Ao criar um sistema de transferências digitais como o Pix em 2020, o Banco Central promoveu uma bancarização inédita da população brasileira num curto período de tempo. 

Apesar da grande adesão e do barateamento de operações bancárias, a agilidade do novo mecanismo passou a ser aproveitada por criminosos para lesar vítimas honestas.

Em 2022, golpes envolvendo o uso do Pix atingiram 424 mil casos em abril e maio de 2022, conforme dados da empresa de segurança Psafe. O número representa um aumento superior a 350% relativo ao bimestre anterior.

A imensa quantidade de pessoas prejudicadas por crimes desse tipo é demonstrativa da vulnerabilidade e da ignorância de práticas simples de segurança digital. Para evitar esse tipo de fraude, o cadastro de chaves e o preenchimento de informações pessoais devem ser feitos exclusivamente em canais oficiais das instituições financeiras dos correntistas.

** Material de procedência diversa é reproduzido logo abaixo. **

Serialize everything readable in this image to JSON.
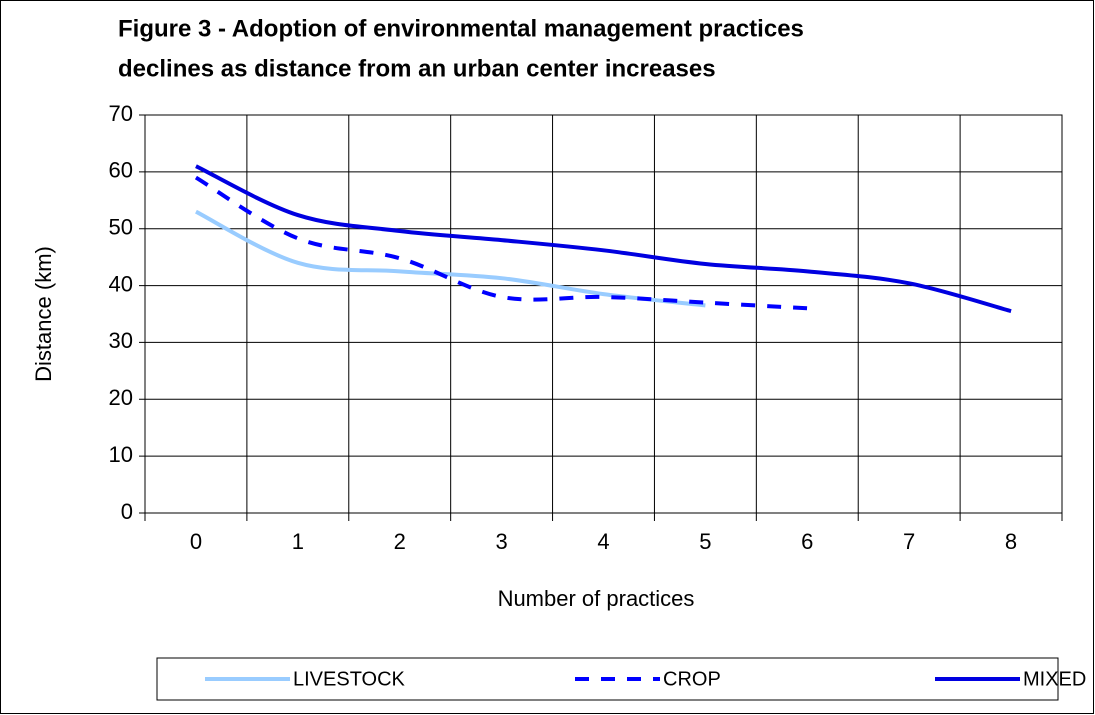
{
  "chart_data": {
    "type": "line",
    "title": [
      "Figure 3 - Adoption of environmental management practices",
      "declines as distance from an urban center increases"
    ],
    "x_label": "Number of practices",
    "y_label": "Distance (km)",
    "categories": [
      "0",
      "1",
      "2",
      "3",
      "4",
      "5",
      "6",
      "7",
      "8"
    ],
    "series": [
      {
        "name": "LIVESTOCK",
        "color": "#99ccff",
        "dashed": false,
        "values": [
          53,
          44,
          42.5,
          41.3,
          38.5,
          36.5,
          null,
          null,
          null
        ]
      },
      {
        "name": "CROP",
        "color": "#0000ff",
        "dashed": true,
        "values": [
          59,
          48.3,
          44.8,
          38,
          38,
          37,
          36,
          null,
          null
        ]
      },
      {
        "name": "MIXED",
        "color": "#0000e0",
        "dashed": false,
        "values": [
          61,
          52.4,
          49.6,
          48,
          46.2,
          43.8,
          42.5,
          40.4,
          35.5
        ]
      }
    ],
    "ylim": [
      0,
      70
    ],
    "yticks": [
      0,
      10,
      20,
      30,
      40,
      50,
      60,
      70
    ],
    "grid": true,
    "legend": "bottom"
  }
}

Os meios usados por criminosos para convencer as vítimas a informar seus dados e transferir quantias estão ao acesso de qualquer pessoa: conversas de WhatsApp, chamadas telefônicas, páginas da internet forjadas.

Medidas práticas para aumentar a segurança digital

Confira a seguir alguns passos para incrementar a proteção de dados diária. Eles valem tanto para computadores convencionais quanto para celulares e tablets.

Utilitários de segurança

Bloqueador de rastreador, antivírus, VPN e o modo de navegação anônima de navegadores de internet são algumas ferramentas úteis para preservar segurança e privacidade online.

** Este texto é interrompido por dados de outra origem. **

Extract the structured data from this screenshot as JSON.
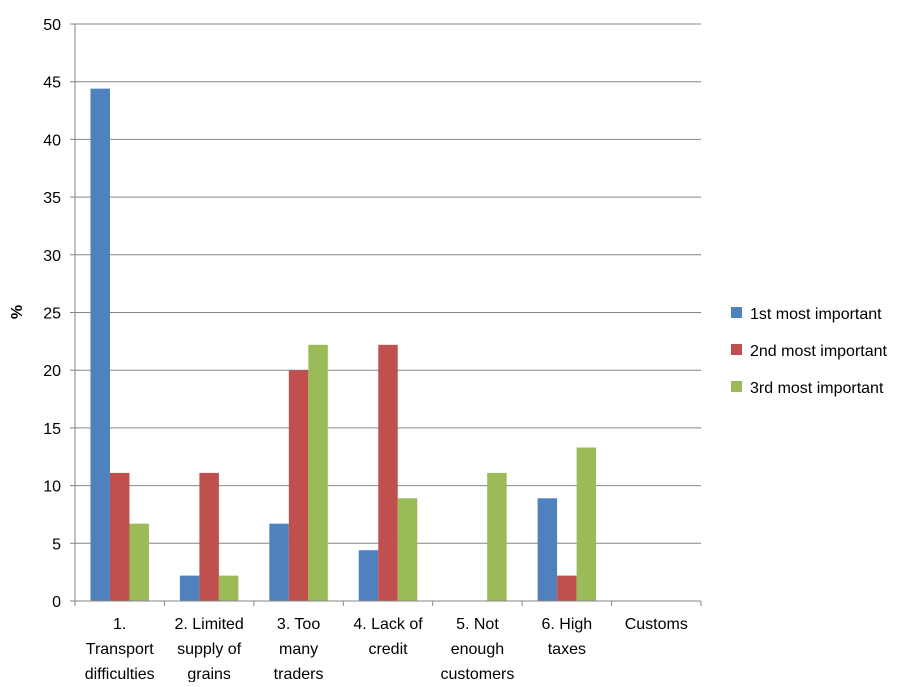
{
  "chart_data": {
    "type": "bar",
    "title": "",
    "xlabel": "",
    "ylabel": "%",
    "ylim": [
      0,
      50
    ],
    "yticks": [
      0,
      5,
      10,
      15,
      20,
      25,
      30,
      35,
      40,
      45,
      50
    ],
    "grid": true,
    "legend_position": "right",
    "categories": [
      [
        "1.",
        "Transport",
        "difficulties"
      ],
      [
        "2. Limited",
        "supply of",
        "grains"
      ],
      [
        "3. Too",
        "many",
        "traders"
      ],
      [
        "4. Lack of",
        "credit"
      ],
      [
        "5. Not",
        "enough",
        "customers"
      ],
      [
        "6. High",
        "taxes"
      ],
      [
        "Customs"
      ]
    ],
    "series": [
      {
        "name": "1st most important",
        "color": "#4F81BD",
        "values": [
          44.4,
          2.2,
          6.7,
          4.4,
          0,
          8.9,
          0
        ]
      },
      {
        "name": "2nd most important",
        "color": "#C0504D",
        "values": [
          11.1,
          11.1,
          20.0,
          22.2,
          0,
          2.2,
          0
        ]
      },
      {
        "name": "3rd most important",
        "color": "#9BBB59",
        "values": [
          6.7,
          2.2,
          22.2,
          8.9,
          11.1,
          13.3,
          0
        ]
      }
    ]
  }
}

bloqueador de rastreadores e o modo de navegação anônima são relevantes para evitar que sites tenham acesso informações sobre sua atividade virtual. Empresas e serviços digitais dependem de detalhes cada vez mais atualizados e precisos dela para aprimorar seus serviços, o que nem sempre é bom para os cidadãos.

O antivírus é uma peça fundamental para localizar e eliminar programas maliciosos em computadores e celulares. Já a VPN, ou rede privada virtual, permite uma navegação segura isolada da internet pública, o que aumenta tanto a proteção quanto a privacidade virtual.

Atenção a e-mails de instituições financeiras

Comunicações urgentes feitas pelo banco nunca podem ser descartadas como assuntos de pouca importância. Cientes da credibilidade e relevância de instituições financeiras em nossa vida, cibercriminosos frequentemente fraudam mensagens bancárias por e-mail para conseguir a atenção e a cooperação de suas vítimas.

No golpe chamado phishing, golpistas “pescam” pessoas incautas, enviando a elas e-mails bastante convincentes com visual e mensagem similares à de uma instituição bancária ou empresa respeitável. Clicar para abrir um link ou para ser redirecionado a partir dessas mensagens pode resultar no vazamento de dados pessoais ou no contágio por vírus.

A primeira medida para não cair nesse tipo de armação é ter consciência de que bancos não enviam mensagens importantes ou pedem confirmação de dados por e-mail. Portanto, não clique na mensagem. Se for necessário conferir algum processo bancário, acesse seu banco diretamente por um canal oficial, e jamais clicando na mensagem.

Outra precaução é sempre conferir o remetente dos e-mails. O modelo da mensagem e o design podem ser idênticos ao banco, mas se o remetente for estranho, o golpe estará desarmado.

Fuja de golpes por SMS e telefonema

Quanto mais tempo se conversa com um golpista, maior é a chance de se expor ao risco. Por isso, a atitude vigilante e intransigente que previne o phishing, mencionada no item acima, deve ser adaptada também às mensagens SMS e telefonemas.

Nunca clique em links de mensagens SMS não solicitadas ou de números desconhecidos. Jamais confirme dados pessoais ou bancários por telefone, ainda que seu interlocutor afirme ser de uma empresa conhecida ou alguém ligado a pessoa de confiança.